Drug-Likeness, Pharmacokinetics, and Toxicity Prediction of Phytotoxic Terpenoids ^†

Abstract

Terpenoids constitute one of the most widespread phytoconstituents, with complex chemical structures, a plurality of biological activities, and variable pharmacokinetic profiles. The emerging roles of terpenoids in drug design require an understanding of their ADME/T properties for structure modification and possible repurposing. This study evaluated the drug-likeness of phytotoxic terpenoids obtained from the Toxic Plants–Phytotoxins (TPPT) database via in silico prediction of their pharmacokinetic and toxicity profiles. The TPPT database, comprising 1586 phytotoxins, was filtered to 576 terpenoids. Using Swiss ADME, pkCSM, and ProTox II webserver tools, Lipinski’s properties and topological polar surface area (TPSA) were predicted for drug-likeness, alongside their pharmacokinetic profiles and toxicity on various organ endpoints. In total, 9.55% of the terpenoids obeyed Lipinski’s rule of five. None of the compounds inhibited hERG I, while 12.73% inhibited hERG II, implying that some were cardiotoxic. In addition, 25.45% of the compounds elicited AMES toxicity; 25.45% caused liver injury; and 32.73% caused skin sensitivity. Furthermore, 72.73% showed high Caco-2 permeability and 76.36% displayed good skin permeability, implying their suitability for transdermal drug delivery.

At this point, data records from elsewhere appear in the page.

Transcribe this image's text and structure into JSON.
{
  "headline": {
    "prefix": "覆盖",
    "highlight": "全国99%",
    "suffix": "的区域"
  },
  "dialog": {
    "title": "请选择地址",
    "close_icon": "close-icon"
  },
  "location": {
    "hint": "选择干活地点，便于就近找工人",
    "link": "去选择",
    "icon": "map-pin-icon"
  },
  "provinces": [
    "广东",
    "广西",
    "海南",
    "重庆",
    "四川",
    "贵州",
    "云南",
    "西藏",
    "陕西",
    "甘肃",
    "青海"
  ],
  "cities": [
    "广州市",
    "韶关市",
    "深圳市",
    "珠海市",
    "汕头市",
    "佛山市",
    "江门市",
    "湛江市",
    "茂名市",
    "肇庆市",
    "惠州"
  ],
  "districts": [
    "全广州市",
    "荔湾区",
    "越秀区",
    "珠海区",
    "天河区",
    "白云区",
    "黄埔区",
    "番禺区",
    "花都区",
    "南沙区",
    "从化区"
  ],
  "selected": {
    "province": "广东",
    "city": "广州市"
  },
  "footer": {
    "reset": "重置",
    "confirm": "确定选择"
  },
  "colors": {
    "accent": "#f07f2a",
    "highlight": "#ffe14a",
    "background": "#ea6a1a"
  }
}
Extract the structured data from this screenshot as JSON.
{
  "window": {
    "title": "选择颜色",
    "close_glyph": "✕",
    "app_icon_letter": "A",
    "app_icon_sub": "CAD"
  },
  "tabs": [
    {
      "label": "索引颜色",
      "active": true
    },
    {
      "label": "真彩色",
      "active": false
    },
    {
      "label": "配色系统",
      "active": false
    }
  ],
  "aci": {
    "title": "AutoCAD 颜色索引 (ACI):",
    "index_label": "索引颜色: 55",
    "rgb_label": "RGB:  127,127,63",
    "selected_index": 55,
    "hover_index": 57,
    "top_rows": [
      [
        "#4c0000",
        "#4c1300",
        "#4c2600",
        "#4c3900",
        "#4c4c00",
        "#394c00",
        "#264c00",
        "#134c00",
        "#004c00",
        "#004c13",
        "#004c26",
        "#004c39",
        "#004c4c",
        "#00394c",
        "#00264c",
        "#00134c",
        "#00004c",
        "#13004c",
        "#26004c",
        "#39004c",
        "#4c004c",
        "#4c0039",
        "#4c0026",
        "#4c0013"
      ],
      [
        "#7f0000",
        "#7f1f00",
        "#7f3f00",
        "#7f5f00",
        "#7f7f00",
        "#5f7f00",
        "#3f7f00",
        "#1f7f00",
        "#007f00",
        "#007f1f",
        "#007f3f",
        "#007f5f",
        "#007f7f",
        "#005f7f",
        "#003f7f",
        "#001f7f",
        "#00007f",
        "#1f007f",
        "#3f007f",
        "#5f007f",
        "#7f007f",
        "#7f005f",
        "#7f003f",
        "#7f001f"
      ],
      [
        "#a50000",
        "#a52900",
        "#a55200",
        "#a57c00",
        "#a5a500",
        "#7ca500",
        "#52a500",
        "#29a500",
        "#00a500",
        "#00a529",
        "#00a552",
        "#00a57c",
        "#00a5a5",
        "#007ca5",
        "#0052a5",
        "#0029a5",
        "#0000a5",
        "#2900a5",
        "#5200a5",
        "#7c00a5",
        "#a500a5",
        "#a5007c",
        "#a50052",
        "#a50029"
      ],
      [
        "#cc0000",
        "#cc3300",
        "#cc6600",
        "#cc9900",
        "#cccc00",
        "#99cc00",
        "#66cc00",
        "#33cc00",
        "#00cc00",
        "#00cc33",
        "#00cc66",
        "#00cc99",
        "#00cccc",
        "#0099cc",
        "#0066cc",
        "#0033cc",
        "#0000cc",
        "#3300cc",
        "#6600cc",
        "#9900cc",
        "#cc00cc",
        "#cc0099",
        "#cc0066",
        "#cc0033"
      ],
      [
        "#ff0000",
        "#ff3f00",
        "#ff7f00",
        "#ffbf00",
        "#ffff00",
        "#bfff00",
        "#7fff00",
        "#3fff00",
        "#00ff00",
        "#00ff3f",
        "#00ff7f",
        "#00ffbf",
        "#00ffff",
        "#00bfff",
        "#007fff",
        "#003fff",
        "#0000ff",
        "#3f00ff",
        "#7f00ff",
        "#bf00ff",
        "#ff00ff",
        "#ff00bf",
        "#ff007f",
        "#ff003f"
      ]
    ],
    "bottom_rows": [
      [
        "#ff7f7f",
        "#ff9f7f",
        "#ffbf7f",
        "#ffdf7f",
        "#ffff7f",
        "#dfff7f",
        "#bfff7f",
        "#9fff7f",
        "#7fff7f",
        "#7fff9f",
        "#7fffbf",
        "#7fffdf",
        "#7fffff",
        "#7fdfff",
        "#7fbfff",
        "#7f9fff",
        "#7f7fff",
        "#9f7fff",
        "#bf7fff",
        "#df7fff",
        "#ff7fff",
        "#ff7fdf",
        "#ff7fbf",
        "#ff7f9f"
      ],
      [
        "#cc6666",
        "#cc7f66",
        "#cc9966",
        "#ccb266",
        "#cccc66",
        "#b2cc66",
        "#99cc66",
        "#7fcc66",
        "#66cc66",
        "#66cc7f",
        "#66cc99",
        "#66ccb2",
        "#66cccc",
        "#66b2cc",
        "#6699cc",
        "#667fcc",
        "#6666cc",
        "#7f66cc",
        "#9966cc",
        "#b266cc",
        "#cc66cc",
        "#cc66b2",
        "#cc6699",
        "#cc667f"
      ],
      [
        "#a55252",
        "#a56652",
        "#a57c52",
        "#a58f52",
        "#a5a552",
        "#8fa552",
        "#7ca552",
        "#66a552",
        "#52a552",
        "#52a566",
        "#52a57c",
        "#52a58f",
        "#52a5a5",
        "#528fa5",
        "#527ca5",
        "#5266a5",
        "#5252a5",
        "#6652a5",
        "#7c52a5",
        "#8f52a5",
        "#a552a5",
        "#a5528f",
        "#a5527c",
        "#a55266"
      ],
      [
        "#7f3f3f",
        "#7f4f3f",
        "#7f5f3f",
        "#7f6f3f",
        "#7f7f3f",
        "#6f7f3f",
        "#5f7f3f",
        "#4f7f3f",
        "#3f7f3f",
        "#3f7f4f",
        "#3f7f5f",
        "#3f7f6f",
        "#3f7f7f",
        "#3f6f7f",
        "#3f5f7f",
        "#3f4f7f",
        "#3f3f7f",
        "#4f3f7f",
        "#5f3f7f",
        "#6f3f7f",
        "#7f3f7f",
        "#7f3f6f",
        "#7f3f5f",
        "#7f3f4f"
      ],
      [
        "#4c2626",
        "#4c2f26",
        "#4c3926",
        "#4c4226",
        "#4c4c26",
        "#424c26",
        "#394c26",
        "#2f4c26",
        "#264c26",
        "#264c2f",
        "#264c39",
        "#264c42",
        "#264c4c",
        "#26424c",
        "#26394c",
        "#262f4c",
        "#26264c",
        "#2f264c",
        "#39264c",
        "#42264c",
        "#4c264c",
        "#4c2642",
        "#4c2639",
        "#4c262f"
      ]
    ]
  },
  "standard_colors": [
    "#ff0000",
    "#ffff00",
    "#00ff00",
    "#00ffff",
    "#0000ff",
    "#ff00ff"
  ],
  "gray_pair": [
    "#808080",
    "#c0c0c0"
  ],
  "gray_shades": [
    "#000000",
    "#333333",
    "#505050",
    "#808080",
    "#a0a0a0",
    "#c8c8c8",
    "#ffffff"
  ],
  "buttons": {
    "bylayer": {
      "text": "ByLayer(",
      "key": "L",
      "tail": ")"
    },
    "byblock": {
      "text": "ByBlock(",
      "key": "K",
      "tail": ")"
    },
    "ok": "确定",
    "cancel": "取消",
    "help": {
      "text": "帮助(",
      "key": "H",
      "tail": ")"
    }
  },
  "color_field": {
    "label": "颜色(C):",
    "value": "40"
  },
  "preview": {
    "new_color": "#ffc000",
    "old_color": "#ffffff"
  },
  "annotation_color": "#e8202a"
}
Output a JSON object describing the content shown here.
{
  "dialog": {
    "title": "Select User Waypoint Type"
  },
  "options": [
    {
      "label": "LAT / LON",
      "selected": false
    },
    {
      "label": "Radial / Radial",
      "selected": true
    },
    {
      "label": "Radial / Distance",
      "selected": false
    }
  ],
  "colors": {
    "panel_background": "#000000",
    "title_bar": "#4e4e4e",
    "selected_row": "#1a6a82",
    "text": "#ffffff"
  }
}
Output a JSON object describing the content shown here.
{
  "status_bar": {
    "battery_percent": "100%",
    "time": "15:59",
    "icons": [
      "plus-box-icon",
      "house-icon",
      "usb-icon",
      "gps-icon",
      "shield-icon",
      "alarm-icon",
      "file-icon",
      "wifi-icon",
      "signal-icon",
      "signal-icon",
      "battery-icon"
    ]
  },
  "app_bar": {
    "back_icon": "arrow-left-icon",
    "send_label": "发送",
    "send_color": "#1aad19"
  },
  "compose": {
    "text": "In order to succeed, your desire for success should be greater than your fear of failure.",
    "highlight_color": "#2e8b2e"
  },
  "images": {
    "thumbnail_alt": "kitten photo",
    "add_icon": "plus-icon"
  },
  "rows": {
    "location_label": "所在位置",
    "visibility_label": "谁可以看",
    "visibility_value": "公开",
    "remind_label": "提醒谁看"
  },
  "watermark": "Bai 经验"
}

P-glycoprotein was extruded by 29.09% of the compounds and inhibited by 34.45%; 47.27% of the compounds readily crossed the blood–brain barrier, 23.64% penetrated the central nervous system, 56.36% were sensitive to cytochrome p450 isoenzymes, 36.37% inhibited cytochrome p450 isoenzymes, 49.09% resulted in immunotoxicity, 1.82% were toxic to cells, 14.55% would cause cancer, and 21.82% showed high tolerated doses in humans. Most of them showed a high volume of distribution, were free-flowing in plasma, and demonstrated moderate bioavailability, while all had high intestinal absorption and 78.18% demonstrated good water solubility. This study identified marrubiin as a drug-like, non-toxic, and highly bioavailable terpenoid with strong potential for further optimization, and development.